La ex jefa del Comando Radioeléctrico de la Costa había sido imputada en el 2017 por 41 hechos ilícitos. Por ese motivo, a la mujer de 37 años se le dictó la prisión domiciliaria. Sin embargo, desde su casa volvió a delinquir: esta vez a través de las redes sociales, por eso fue detenida y deberá esperar el juicio en la cárcel.

La decisión la tomó el juez de la Investigación Penal Preparatoria (IPP), Héctor Gabriel Candioti, en el marco de la audiencia de medidas cautelares llevada a cabo este domingo en los tribunales de la ciudad de Santa Fe.

“NLS estaba en prisión preventiva domiciliaria en el marco de una investigación en la que está imputada como autora y coautora –junto a otros policías– de 41 hechos ilícitos, entre ellos, torturas; robos; allanamientos ilegales; apremios; amenazas coactivas; falsedad ideológica; privación ilegítima de la libertad; vejaciones; apremios; abuso de armas y severidades”, dijeron los fiscales a cargo de la investigación, Ezequiel Hernández y Mariela Jiménez.

Sin embargo, la mujer que gozaba de prisión domiciliaria, volvió a delinquir. Ahora le atribuyeron los delitos de “violación de secretos y las amenazas coactivas. Son por hechos ocurridos el lunes 19 de agosto y el jueves 12 de septiembre de 2019”. Los funcionarios del MPA precisaron que “a través de la red social Facebook, desde tres perfiles distintos, publicó fotografías sacadas en 2017 en la subcomisaría Cuarta de Rincón a un hombre que fue trasladado ese año cuando era menor de edad. Las imágenes fueron publicadas con comentarios agresivos, amenazantes y amedrentadores”.
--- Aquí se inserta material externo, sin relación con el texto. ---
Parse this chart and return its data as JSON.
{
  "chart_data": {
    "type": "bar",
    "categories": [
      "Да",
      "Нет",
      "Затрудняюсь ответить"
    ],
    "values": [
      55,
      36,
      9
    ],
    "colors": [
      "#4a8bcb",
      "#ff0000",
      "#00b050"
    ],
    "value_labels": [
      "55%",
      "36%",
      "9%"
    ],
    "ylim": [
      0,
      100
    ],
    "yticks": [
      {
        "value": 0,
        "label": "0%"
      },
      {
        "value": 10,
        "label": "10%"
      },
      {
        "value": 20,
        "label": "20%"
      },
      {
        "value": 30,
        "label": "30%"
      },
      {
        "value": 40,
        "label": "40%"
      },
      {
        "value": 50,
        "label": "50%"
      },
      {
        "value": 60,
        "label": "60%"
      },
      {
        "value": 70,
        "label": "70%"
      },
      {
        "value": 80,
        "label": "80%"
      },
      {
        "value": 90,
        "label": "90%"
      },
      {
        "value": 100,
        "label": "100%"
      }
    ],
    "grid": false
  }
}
Los fiscales precisaron que también publicó un video filmado en el interior de una vivienda particular donde se observa a un masculino quien presuntamente estaría cometiendo un ilícito. Además, difundieron imágenes de los elementos que se habrían secuestrado, de la ropa y de las zapatillas del imputado, de su planilla prontuarial y del acta de retiro que forma parte del sumario prevencional que se labró en la subcomisaría Cuarta”.
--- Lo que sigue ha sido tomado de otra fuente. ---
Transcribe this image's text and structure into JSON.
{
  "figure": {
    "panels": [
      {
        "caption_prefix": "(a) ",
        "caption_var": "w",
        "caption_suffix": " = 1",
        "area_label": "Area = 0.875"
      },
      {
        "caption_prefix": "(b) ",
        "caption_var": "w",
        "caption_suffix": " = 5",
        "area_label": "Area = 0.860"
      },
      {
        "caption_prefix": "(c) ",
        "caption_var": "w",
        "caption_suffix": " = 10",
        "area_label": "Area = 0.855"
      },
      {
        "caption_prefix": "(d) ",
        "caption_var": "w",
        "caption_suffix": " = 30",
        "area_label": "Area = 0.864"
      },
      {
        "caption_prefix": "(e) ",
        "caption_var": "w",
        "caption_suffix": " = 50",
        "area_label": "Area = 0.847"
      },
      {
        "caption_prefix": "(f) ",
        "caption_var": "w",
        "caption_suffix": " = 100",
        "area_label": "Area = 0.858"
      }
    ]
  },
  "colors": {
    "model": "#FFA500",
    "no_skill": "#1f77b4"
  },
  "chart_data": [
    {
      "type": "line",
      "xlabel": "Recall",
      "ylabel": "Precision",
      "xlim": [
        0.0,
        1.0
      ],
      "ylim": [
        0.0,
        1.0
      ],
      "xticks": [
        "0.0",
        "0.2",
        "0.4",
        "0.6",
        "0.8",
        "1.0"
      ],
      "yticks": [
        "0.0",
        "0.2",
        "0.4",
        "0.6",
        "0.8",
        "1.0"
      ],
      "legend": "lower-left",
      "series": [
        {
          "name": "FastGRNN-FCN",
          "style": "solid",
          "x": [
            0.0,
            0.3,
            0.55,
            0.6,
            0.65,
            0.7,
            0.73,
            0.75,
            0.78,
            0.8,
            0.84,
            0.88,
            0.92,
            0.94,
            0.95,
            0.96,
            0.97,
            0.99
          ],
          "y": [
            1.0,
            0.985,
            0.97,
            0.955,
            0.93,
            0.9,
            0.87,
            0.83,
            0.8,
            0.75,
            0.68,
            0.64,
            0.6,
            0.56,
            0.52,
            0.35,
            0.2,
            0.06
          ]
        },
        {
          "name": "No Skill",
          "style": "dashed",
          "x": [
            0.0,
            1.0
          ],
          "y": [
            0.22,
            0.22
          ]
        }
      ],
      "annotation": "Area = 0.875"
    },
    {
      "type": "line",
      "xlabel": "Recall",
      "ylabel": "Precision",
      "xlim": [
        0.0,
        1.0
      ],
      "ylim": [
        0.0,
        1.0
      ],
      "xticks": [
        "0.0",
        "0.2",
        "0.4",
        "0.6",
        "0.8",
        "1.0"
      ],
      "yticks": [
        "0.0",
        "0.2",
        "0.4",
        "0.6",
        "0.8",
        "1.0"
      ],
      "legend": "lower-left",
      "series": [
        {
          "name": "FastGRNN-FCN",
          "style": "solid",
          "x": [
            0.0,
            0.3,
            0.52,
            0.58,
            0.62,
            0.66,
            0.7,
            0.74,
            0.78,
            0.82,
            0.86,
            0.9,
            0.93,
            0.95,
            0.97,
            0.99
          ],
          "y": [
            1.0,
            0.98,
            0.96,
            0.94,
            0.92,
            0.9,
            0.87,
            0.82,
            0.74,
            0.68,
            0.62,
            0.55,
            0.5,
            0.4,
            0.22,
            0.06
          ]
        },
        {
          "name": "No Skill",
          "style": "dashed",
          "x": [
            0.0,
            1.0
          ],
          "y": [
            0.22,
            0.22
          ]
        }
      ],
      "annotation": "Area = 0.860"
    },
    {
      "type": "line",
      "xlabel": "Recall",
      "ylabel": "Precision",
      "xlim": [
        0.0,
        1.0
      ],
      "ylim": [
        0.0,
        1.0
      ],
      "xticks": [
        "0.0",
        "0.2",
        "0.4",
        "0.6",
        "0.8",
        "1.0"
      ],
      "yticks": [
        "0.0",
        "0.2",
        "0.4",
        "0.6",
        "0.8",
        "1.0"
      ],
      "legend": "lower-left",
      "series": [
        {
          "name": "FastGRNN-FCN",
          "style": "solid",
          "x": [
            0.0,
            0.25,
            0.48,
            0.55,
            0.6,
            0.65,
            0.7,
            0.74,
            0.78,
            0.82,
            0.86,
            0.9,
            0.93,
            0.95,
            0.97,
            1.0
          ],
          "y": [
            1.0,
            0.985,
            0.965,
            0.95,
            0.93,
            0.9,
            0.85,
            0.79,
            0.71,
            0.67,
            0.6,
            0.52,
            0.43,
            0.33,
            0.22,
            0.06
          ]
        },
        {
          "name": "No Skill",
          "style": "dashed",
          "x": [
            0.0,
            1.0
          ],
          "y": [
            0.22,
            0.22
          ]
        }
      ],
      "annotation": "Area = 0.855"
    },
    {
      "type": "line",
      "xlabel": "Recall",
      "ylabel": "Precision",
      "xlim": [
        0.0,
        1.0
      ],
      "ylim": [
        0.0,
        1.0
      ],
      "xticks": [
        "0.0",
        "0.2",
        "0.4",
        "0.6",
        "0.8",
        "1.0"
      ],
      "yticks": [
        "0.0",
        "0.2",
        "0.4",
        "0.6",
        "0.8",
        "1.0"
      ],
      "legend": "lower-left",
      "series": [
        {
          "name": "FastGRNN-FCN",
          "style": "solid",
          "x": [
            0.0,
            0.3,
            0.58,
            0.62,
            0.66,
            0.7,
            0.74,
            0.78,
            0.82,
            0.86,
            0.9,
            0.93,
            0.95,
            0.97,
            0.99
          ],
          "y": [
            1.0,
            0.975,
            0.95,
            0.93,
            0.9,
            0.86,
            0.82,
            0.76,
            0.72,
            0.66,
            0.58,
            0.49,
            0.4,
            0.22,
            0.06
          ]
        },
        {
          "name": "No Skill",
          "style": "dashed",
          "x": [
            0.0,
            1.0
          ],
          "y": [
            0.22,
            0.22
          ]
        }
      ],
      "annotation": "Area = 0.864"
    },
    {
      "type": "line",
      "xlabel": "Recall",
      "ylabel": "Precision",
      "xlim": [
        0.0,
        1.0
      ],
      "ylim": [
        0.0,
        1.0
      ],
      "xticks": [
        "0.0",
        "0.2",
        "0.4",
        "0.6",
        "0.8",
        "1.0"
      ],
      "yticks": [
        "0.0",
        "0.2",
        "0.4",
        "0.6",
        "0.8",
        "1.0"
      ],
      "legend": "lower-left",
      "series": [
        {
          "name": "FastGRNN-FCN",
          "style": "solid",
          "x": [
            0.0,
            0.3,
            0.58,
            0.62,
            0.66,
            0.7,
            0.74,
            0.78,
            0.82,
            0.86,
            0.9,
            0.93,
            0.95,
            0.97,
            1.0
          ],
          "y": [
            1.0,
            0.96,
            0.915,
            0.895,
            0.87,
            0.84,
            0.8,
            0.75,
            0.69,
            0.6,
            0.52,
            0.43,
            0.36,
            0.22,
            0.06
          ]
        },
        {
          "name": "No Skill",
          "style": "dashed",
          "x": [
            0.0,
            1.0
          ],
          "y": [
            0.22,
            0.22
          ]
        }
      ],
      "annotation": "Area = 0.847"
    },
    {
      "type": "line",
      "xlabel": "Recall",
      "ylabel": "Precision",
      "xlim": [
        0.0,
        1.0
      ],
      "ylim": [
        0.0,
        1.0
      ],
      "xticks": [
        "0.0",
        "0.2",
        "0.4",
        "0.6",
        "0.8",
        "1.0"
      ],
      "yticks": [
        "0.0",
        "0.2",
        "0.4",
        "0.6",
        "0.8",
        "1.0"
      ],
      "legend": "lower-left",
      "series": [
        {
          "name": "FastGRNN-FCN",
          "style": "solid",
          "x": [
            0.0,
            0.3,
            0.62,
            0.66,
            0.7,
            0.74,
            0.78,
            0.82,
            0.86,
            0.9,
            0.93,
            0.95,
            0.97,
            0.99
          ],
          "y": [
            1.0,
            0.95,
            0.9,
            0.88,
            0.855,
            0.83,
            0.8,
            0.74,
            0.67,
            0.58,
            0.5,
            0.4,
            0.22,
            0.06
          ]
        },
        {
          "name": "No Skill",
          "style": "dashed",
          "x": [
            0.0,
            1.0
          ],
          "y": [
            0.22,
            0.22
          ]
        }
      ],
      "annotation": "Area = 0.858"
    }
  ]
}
Por eso, el pasado miércoles fue detenida tras un allanamiento a su casa de Rincón y el viernes se le realizó la audiencia imputativa.

Según los fiscales, entre los delitos más reiterados que cometía en 2017, “consistía en ingresar a domicilios particulares sin la correspondiente orden de allanamiento, agredir y golpear a las personas que estaban en el lugar –en algunos casos de forma realmente cruel– y llevarse pertenencias de las víctimas”. Hernández y Jiménez añadieron que “finalmente, realizaban actas de procedimiento en las que insertaban declaraciones falsas con la deliberada intención de ocultar los delitos cometidos”.

Acerca del hecho más contundente ocurrido en 2017, Hernández y Jiménez relataron que “la mujer imputada y otros policías le aplicaron tratos rigurosos y ásperos a un menor de edad. Le propinaron golpes de puño y patadas en distintas partes del cuerpo, le pisaron la cabeza y lo dejaron caer en reiteradas oportunidades por el terraplén de la zona de la Vía Muerta. Una vez que lo trasladaron a la subcomisaría Cuarta, le colocaron una bolsa en la cabeza y le produjeron lesiones de carácter leve”.